A blessing and a curse
The battle was lost. The warriors, pressed to the steep edge of the mountain, had only the sea below to turn to. As the sun set, a black feather descended upon Tlilpotonqui and transformed him. His feet lifted from the ground and curled into talons. His face elongated and formed to the helmet he wore. His arms gave way to a great feathered span and Tlilpotonqui took to the air.
He flew from the edge of the cliff, through open air and back again. He crossed high over the battle lines and descended behind the enemy and upon their leader priest. Tlilpotonqui’s talons tore through the man’s chest, and flew back to his own ranks. When the sun rose to great the new day, the enemy was defeated and Tlilpotonqui stood, once again, as a man.
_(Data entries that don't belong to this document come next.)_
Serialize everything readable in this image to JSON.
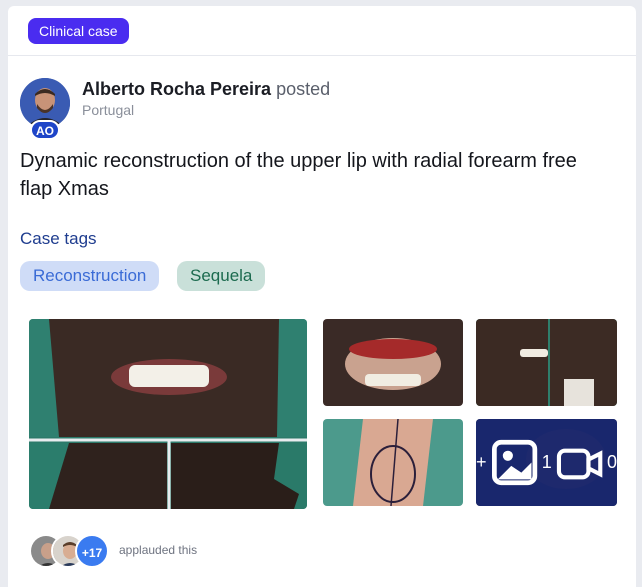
{
  "post": {
    "type_badge": "Clinical case",
    "author_name": "Alberto Rocha Pereira",
    "author_action": "posted",
    "author_country": "Portugal",
    "author_badge": "AO",
    "title": "Dynamic reconstruction of the upper lip with radial forearm free flap Xmas",
    "tags_label": "Case tags",
    "tags": [
      "Reconstruction",
      "Sequela"
    ],
    "more_overlay": {
      "images_prefix": "+",
      "images_count": "1",
      "videos_count": "0"
    },
    "applause": {
      "extra_count": "+17",
      "text": "applauded this"
    }
  },
  "colors": {
    "brand": "#4a2cf0",
    "link": "#1f3d8f",
    "tag_blue_bg": "#cfdcf7",
    "tag_green_bg": "#c9e0d9"
  }
}
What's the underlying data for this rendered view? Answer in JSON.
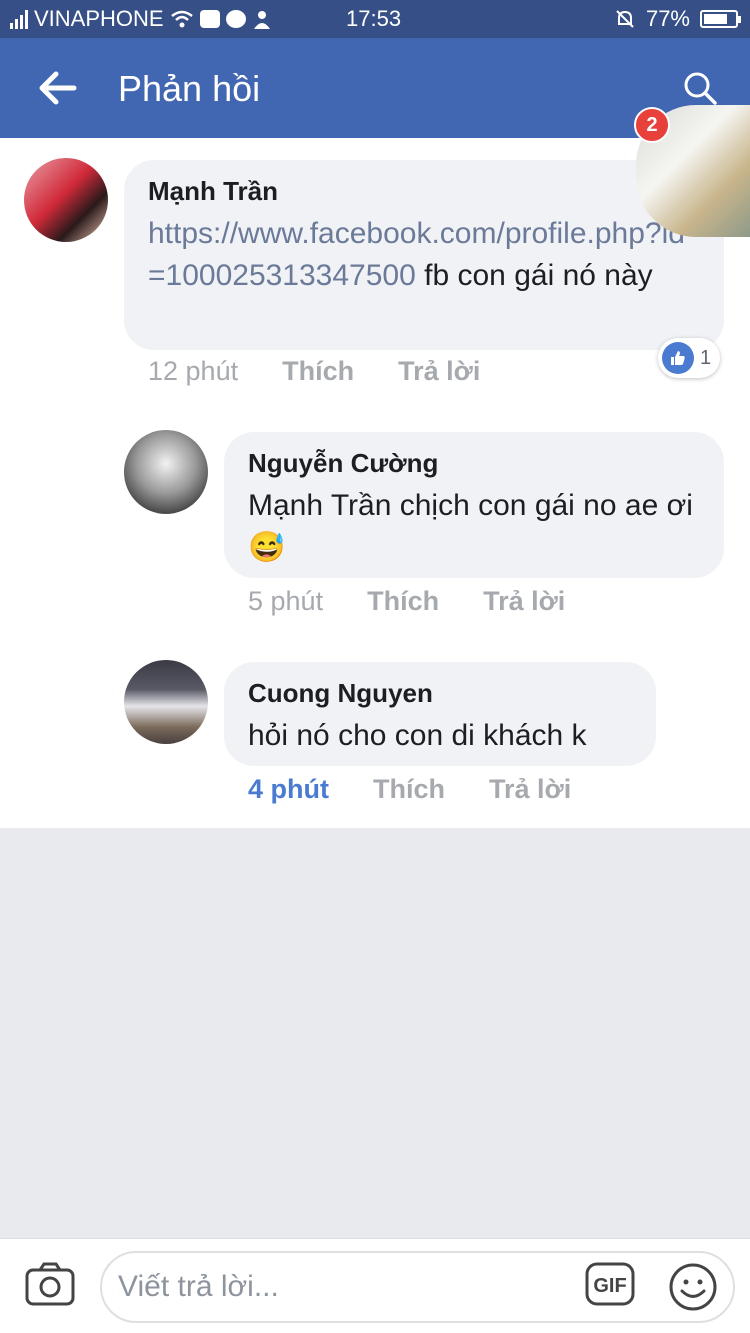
{
  "status_bar": {
    "carrier": "VINAPHONE",
    "time": "17:53",
    "battery": "77%",
    "battery_level": 0.77
  },
  "header": {
    "title": "Phản hồi",
    "back_icon": "arrow-left-icon",
    "search_icon": "search-icon"
  },
  "chathead": {
    "badge_count": "2"
  },
  "comments": [
    {
      "author": "Mạnh Trần",
      "link": "https://www.facebook.com/profile.php?id=100025313347500",
      "text": "fb con gái nó này",
      "time": "12 phút",
      "like_label": "Thích",
      "reply_label": "Trả lời",
      "reaction_count": "1"
    },
    {
      "author": "Nguyễn Cường",
      "text": "Mạnh Trần chịch con gái no ae ơi",
      "emoji": "😅",
      "time": "5 phút",
      "like_label": "Thích",
      "reply_label": "Trả lời"
    },
    {
      "author": "Cuong Nguyen",
      "text": "hỏi nó cho con di khách k",
      "time": "4 phút",
      "like_label": "Thích",
      "reply_label": "Trả lời"
    }
  ],
  "composer": {
    "placeholder": "Viết trả lời...",
    "gif_label": "GIF"
  }
}
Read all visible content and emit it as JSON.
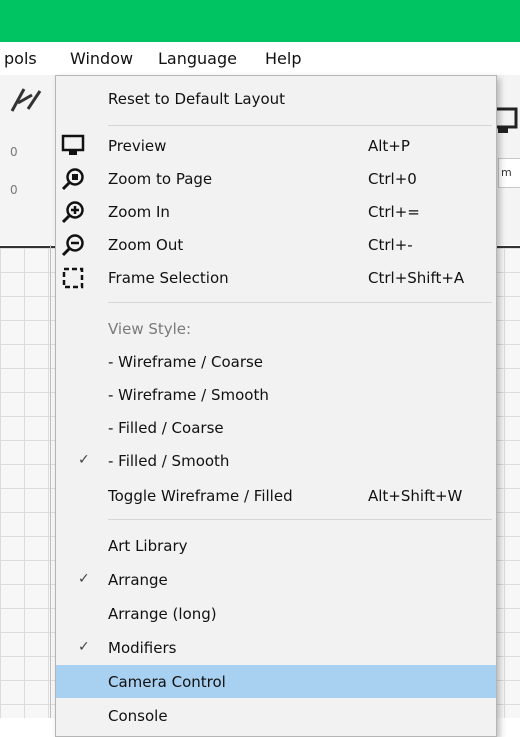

Tlilpotonqui (Tleel po TON k) “Feathered in Black”, was born of a noble household and a warrior line. Born during a total solar eclipse it is said that a sign of favor, a turquoise comet, graced the sky. As thanks for this fortune his father dedicated him to the god Huitalilopoclotli (weet sel o POK tl’e) “blue hummingbird”, the sun god of war and the resurrected warrior. Taught to fight from an early age, Tlilpotonqui had a gift for weapons that flew through the air. He took his place among the warriors at the age of 15. His right of passage at 17 was joyously celebrated by his induction as an Eagle Knight. By the age of 21 even the eagle knights, peerless infantry that breeched the most daunting defenses, were awed by his abilities. It was said that he moved as swift as the comet on the day of his birth and was shielded by the darkness of the eclipse.
In honor of his patron god, Tlilpotonqui adorns his Yaomitl (yao MI tl ) and Tepoztopilli (te pOSH tO PiL le) with turquoise feathers to resemble the streaming comet that signified his birth. His shield, too, was adorned on the edges with feathers of turquoise. The center bore the image of the sun, half covered by feathers of black.
Weapons: Tlilpotonqui’s favored weapon is the Atlatl (AY tl AY tl) a grooved paddle which he expertly used to hurl darts and small spears. The Atlatl was etched with images of his god Huitalilopoclotli and the god of the city Quetzalcoatl. In battle, he used the weapon to disable his opponent. When a more lethal blow was warranted the projectiles were tipped with venom to ensure a quick and inglorious death. When pressed to close quarter combat he abandons his projectile weapons for the Yaomitl, a short lance tipped with obsidian.
The Tepoztopilli (te pOSH tO PiL le), A wooden lance toped with obsidian is Tlilpotonqui’s weapon of choice for hunting. He wields this nine foot lance with great accuracy and can penetrate flesh and bone from 150 yards.
Armor: Tlilpotonqui wears armor made of tailored cotton that has been soaked in salt water and dried for added strength. The armor is decorated with gold and brightly colored feathers. His helmet in the shape of an eagles head painted and decorated with feathers of turquoise and black, the beak of the eagle acting as a visor on the helm. He carries a round, wicker framed shield.
Eagle Warrior Skills:
The Eagle warriors are peerless infantry and masters of projectile weapons. They are adept at both long range and close quarter Military Tactics. Though not as proficient as the priests, the Eagle Warriors are granted knowledge of religion and ritual that is denied to standard warriors and commoners.
Skills: Having been granted education granted by the priests, Tlilpotonqui has mastered astronomy and the painting and pictographs of the native language. He is also practiced in Chinampas (chI NAM pas), “Floating Gardens”, a skill he obtained through his desire to be in harmony with the earth.
After his first transformation Tlilpotonqui developed an instinctive tracking sense. Increasing with each transformation, he can easily track any creature, on land or in the air, no matter the weather. His hearing and eyesight have grown unnaturally keen. He discovered the ability too expertly weave feathers into tapestry like designs, a talent he uses both to adorn his armor and to tell stories of the gods.
Mannerisms: While on watch, Tlilpotonqui has the odd habit of obsessively preening the feathers on his amour and weapons. He has an eerie habit of not blinking as often as one would expect. He is uncommonly curious and loves shiny objects and jewelry. His fascination with shiny objects extends to his obsidian points and he will only reluctantly leave one behind on the battle field. He’s fearless of any height no matter how unstable it may be and is extremely claustrophobic.
When interacting with new people Tlilpotonqui tends to be wary and to speak only in short phrases. Once a friend is made he is much more social and will speak freely. He has a tendency to be very territorial of his friends and will defend them at any cost.
Tlilpotonqui is not able to control his transformations. He is always an eagle by night and a man by day. He is extremely defensive about his curse and always disappears before the sun sets. Since the first transformation only those closest to him have ever seen him change.